Some Saturday afternoons, we would walk into town to the matinee. One
Saturday afternoon as we were walking home, I mocked the lame acting of the
heroine when she got the news of the death of her father. That performance would
haunt me in the days and weeks to follow.
The next day, Juanita, Blackie, and Jimmy Orton came to visit. As we were
playing a game of hide and seek, Mama and Isabel came out of the house. They
walked slowly and purposefully to Isabel's station wagon. Mama's face was pale
and drawn. She didn't seem to see or hear me as I asked what was wrong. Isabel
told us there had been an auto accident, and they must go.
They brought my dad's casket to our house and set it in front of the
drapes on the bay window. Everyone was sad. I remember hanging around the
fringes of the crowd that filled our house day and night. I remember wondering
if Mama would ever be the same again. She never was.
We had to move. We lived on a rented farm, and with Daddy gone, they
rented it to someone else. We moved into the old farmhouse on our family farm.
It was the house where I had been born. Everything was different. We rode a
different school bus. We had a different bus driver.
There was never enough money to go around.
In the spring, Mama planted cotton, corn and beans on the acres behind our
house. We chopped cotton in the hot summer sun; clodding through the hard clay
that dulled the hoes. We wore calluses on our hands. Our faces and arms
blistered in the broiling sun. Between chopping of the cotton, we hoed beans,
cut the weeds out of the corn, and tended the garden.

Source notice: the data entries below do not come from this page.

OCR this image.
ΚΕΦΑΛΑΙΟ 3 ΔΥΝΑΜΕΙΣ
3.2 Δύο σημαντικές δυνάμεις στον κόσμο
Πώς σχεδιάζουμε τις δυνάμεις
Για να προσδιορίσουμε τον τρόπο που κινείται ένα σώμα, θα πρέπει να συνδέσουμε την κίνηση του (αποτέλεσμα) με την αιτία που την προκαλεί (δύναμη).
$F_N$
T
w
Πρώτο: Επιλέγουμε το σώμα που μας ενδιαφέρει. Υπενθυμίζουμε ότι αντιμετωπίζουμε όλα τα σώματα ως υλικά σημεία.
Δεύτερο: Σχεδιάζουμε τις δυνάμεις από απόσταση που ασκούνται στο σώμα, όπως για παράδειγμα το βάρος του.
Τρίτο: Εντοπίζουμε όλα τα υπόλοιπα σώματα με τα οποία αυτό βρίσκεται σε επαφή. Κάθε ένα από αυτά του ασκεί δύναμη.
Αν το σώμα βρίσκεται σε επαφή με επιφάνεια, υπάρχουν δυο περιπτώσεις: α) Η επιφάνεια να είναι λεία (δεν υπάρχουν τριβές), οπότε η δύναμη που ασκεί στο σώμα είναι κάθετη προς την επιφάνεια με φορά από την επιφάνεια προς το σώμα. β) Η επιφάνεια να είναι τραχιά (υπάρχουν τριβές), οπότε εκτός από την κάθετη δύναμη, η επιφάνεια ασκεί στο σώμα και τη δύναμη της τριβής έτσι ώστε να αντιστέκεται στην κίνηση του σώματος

In the fall, we picked cotton. Try as I might, I could never stuff 100
pounds into my sack. Betty would weigh up 100 pounds each time, but I was lucky
if mine weighed 50 pounds. We would follow the tractor and trailer through the
corn fields, picking the dry ears and throwing them into the trailer. When the
trailer was full, we would ride on the heap of corn to the barn. There we would
throw the corn into the corncrib. After the first hard frost, we would go back
into the cotton fields and pull bolls. It was much easier to pull bolls than to
pick the cotton out of the boll.
On Saturday, we only had to work until noon, if we had a bale of cotton to
take to the gin. We would go home, straighten the house, mop and wax the
linoleum floors, then clean ourselves up to go to town. Shan would take the
tractor and trailer, and we would follow in the truck. Shan would park the
trailer in the line at the gin. There was always a line of tractors with
trailers loaded with cotton, waiting to be ginned. As the workers finished one
trailer, they would pull it off and park it to the side. They would pull the
next one up, and move each one closer. Sometimes we would watch the cotton being
ginned. The ginner held a large pipe over the cotton in the trailer. The cotton
would be sucked up into the pipe. He would move the pipe side to side, working
his way from the front of the trailer to the back.
But, more often than not, we went with Mama to the grocery store.
Sometimes she would go by Roy Elam's Mercantile first. We enjoyed that store,
which had everything you could want. We would watch Mr. Elam closely, because he
would usually search frantically for his glasses when he was ready to write the
ticket. After a while, someone would gesture to him that his glasses were atop
his head.
The grocery store was another treat. It was not self-service as
supermarkets are today. Mama would usually read her list off to Dub, Byron, or
Alice pausing after each item to give them time to fetch it. Some things were on
shelves all the way up against the metal ceiling. We would have gone hungry had
they not extended credit that was paid off when the crops were sold.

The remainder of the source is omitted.